На это письмо он получил официальный ответ, в котором выражалось сожаление, что вашингтонские власти все еще считают нужным подвергать армию подобному риску и возлагать на нее подобные заботы; но поскольку приказ исходит от верховной власти, он подлежит неукоснительному выполнению. Внизу страницы была любопытная приписка карандашом, сделанная самим генералом: «Эта не из опасных».

Кровь бросилась в лицо Бранту, как будто в приписке заключался скрытый и притом личный намек. Он подумал о собственной жене.

По странному совпадению дня через два за обедом разговор как раз зашел о страстности политических убеждений южанок – вероятно, следствие того, что им пришлось пережить за последнее время.

Сидя во главе стола, Брант задумался и почти не прислушивался к взволнованной речи полковника Стренджвейса из штаба бригады.

– Нет, сэр, – негодующим тоном твердил этот воин, – поверьте моему слову!
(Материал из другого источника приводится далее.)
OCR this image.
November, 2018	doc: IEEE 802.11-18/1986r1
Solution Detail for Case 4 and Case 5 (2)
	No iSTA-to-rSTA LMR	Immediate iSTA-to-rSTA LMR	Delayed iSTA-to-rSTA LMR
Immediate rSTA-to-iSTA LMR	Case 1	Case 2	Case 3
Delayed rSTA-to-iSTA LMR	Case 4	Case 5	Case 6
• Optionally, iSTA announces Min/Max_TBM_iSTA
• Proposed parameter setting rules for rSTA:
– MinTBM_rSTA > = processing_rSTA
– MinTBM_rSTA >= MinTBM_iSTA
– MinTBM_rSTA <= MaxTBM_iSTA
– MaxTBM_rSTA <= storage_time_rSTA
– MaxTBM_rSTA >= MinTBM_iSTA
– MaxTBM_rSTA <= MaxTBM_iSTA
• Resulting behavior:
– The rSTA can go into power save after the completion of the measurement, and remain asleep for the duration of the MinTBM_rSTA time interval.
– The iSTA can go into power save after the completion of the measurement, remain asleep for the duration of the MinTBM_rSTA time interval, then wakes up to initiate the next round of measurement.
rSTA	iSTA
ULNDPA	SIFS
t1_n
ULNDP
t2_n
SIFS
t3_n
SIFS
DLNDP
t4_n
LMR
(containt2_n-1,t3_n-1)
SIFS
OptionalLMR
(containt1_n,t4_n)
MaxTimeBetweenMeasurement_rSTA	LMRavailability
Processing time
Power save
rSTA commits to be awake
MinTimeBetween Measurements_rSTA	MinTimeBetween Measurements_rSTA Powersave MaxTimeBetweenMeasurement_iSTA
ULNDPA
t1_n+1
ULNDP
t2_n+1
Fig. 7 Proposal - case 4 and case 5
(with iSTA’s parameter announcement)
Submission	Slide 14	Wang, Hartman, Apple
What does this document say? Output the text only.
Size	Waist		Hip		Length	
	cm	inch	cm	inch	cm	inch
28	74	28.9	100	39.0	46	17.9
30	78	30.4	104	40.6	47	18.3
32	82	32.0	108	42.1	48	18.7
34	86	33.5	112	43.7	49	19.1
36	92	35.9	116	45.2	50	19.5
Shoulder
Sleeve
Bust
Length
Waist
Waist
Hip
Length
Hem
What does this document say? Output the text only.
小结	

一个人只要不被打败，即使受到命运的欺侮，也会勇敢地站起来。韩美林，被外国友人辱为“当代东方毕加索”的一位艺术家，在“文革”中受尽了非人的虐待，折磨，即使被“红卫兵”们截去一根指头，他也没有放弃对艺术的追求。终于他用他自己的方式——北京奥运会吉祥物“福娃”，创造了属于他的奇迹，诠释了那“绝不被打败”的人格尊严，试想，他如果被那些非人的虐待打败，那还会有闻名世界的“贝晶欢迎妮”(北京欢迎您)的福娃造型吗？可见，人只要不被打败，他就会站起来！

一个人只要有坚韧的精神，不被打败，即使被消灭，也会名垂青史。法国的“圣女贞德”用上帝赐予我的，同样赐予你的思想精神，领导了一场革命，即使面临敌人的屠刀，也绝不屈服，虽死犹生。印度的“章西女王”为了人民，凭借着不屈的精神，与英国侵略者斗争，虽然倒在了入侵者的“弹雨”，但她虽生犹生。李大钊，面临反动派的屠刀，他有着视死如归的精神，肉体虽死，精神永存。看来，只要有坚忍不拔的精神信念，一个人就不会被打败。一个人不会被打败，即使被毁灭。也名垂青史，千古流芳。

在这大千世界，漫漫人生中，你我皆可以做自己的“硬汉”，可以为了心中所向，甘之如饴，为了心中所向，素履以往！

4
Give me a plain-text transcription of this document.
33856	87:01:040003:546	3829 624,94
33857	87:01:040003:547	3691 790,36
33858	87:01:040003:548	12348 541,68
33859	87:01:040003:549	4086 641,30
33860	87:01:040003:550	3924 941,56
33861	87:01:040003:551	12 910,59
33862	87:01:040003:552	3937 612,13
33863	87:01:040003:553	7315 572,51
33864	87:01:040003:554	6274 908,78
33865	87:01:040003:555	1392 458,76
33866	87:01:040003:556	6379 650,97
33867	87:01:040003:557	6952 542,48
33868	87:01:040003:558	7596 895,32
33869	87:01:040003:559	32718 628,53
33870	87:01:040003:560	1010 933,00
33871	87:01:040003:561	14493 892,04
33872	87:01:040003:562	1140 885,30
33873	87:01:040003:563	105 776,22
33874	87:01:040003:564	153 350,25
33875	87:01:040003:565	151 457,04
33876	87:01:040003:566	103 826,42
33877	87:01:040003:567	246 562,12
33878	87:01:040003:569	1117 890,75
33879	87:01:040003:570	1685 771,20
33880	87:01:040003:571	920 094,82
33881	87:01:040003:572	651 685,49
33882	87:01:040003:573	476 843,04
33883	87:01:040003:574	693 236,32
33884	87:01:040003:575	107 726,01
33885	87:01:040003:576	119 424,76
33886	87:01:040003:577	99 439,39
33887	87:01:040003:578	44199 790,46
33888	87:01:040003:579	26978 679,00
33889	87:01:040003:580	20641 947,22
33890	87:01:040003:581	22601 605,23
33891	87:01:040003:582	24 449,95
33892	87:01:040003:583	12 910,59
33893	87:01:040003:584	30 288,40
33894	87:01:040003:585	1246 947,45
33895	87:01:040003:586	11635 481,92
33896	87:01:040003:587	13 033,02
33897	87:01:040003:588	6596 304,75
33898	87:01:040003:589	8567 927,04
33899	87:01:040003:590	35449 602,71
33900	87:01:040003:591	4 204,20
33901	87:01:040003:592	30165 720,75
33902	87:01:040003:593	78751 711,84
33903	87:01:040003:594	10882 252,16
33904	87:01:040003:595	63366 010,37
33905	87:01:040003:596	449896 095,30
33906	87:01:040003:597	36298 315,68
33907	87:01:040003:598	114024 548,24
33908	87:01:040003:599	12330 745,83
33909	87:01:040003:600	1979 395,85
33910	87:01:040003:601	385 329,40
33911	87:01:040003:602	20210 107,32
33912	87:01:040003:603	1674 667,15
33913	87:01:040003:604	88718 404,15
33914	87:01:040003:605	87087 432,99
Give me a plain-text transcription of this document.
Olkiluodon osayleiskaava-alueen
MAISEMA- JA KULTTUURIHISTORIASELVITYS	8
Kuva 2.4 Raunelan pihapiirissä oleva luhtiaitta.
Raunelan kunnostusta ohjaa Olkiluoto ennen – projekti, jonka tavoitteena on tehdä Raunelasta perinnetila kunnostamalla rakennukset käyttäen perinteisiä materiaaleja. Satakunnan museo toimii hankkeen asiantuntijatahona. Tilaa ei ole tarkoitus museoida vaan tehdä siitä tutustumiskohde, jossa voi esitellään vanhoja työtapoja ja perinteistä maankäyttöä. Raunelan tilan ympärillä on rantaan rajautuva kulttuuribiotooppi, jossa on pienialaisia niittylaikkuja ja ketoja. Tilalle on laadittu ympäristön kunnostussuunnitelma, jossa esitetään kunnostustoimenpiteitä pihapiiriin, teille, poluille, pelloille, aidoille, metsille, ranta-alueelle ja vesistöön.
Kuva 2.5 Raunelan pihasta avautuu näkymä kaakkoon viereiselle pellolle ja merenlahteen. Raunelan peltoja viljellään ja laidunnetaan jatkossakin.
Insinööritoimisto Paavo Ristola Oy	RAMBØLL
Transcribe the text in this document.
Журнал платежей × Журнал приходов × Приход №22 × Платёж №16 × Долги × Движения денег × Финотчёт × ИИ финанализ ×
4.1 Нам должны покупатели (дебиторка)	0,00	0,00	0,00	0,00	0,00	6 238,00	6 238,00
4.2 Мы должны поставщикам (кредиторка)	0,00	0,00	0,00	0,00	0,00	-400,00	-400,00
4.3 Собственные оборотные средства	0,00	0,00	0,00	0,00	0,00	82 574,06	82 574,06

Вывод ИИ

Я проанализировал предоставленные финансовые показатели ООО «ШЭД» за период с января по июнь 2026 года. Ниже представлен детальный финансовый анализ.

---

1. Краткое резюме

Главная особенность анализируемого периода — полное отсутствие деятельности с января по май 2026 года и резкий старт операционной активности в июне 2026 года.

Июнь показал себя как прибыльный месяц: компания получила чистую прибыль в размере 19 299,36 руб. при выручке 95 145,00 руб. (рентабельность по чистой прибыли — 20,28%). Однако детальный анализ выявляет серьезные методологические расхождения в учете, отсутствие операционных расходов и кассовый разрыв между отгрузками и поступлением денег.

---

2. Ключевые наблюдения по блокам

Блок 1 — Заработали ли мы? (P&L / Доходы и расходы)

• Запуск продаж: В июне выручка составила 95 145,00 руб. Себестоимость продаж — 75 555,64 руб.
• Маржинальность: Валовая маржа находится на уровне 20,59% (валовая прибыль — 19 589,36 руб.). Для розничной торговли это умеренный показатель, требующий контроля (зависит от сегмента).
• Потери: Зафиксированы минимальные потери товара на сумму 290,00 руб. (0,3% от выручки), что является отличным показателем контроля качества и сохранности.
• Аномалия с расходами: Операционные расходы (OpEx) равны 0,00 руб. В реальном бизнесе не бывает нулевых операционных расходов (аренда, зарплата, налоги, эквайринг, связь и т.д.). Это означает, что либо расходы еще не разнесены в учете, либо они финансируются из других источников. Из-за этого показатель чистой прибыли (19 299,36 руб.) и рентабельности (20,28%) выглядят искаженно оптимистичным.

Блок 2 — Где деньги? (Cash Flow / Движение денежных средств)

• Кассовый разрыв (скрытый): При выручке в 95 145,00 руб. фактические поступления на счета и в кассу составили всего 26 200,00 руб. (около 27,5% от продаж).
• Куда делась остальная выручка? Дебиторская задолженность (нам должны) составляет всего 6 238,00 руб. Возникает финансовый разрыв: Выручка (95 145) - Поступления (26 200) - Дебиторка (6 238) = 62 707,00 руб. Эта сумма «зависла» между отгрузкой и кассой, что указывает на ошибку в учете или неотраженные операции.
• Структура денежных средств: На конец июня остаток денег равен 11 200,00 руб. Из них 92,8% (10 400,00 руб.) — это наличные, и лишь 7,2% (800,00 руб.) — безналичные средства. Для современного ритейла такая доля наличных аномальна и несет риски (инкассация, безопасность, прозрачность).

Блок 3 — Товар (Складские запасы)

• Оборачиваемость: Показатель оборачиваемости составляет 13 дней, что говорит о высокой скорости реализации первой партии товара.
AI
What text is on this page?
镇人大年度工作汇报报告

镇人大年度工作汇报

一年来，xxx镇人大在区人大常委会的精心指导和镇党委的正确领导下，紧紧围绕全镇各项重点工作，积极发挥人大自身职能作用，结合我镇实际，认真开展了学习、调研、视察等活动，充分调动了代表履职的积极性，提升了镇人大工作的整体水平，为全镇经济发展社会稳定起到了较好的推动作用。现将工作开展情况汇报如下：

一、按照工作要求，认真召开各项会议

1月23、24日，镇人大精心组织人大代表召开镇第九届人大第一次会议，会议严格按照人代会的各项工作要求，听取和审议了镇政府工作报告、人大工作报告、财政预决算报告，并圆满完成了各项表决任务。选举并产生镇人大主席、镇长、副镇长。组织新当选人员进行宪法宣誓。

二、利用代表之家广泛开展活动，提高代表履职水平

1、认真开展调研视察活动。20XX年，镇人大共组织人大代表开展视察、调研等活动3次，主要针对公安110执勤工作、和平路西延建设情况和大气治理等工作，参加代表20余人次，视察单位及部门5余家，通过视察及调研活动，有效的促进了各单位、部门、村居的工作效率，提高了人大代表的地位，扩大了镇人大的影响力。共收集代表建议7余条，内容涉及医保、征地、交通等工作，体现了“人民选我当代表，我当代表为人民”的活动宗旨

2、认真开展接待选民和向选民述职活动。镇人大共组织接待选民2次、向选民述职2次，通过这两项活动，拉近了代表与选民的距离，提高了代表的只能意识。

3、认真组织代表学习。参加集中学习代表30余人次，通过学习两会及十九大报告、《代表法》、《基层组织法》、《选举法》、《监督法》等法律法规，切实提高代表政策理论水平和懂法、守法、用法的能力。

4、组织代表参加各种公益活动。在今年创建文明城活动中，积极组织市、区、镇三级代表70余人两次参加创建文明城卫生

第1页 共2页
В этом смысле нельзя доверять ни одной южанке, будь она даже сестра, возлюбленная или жена. А если ей довериться, она сумеет провести любого мужчину, как бы он ей ни был близок!

Воцарилась мертвая тишина, у локтя оратора предостерегающе зазвенел бокал. Брант инстинктивно почувствовал на себе беглые сочувственные взгляды, а затем разговор внезапно перешел на другую тему – все это не могло не привлечь его внимания, даже если бы он не слышал слов полковника. Однако по лицу его ничего нельзя было прочесть. Никогда прежде он не думал, что его семейные дела известны окружающим, хотя, с другой стороны, он и не делал из них тайны. Ему и в голову не приходило, что такое, чисто личное несчастье может представлять интерес для других. И даже теперь он был несколько смущен своей, как он считал, чувствительностью к подобного рода пересудам, которых сам всегда гордо чуждался.

Его язвительная догадка о реакции мисс Фолкнер на запрет общаться с военными оказалась близкой к истине. Действительно, в часы, свободные от таинственных забот о дядюшкином имуществе, эта барышня, то и дело появлялась в саду и в окрестных лесах. И хотя ее присутствие для каждого слоняющегося без дела офицера или сменившегося караульного было сигналом «кругом марш», она смотрела на случайные встречи с ними, по-видимому, уже без прежнего отвращения. Однажды, когда она вскарабкалась на ограду, чтобы сорвать цветок магнолии, стул, который она приставила, опрокинулся, так что она не могла спуститься. Тотчас же, по сигналу из караульного помещения, появились два сапера и минеры со штурмовой лесенкой, которую они молча приставили к стене и так же молча удалились. В другой раз норовистая барышня, способная, по мнению Бранта, принять смерть в бою ради своих убеждений, находясь в поле, попала в постыдное затруднение из-за самого грозного домашнего животного – бродячей, непривязанной коровы. Брант не мог сдержать улыбки, когда услышал быстрый, резкий сигнал: «Караулу выйти!» – и увидел, как солдаты с примкнутыми штыками флегматично маршируют «на сближение» с перепуганным животным, которое в конце концов обратилось в бегство, дав возможность прелестной даме сконфуженно возвратиться домой. Он удивился, однако, когда она задержалась возле его двери и сказала дрожащим от обиды голосом:

– Благодарю вас, сэр, за ваш рыцарский поступок, вы изволите потешаться над беззащитной женщиной.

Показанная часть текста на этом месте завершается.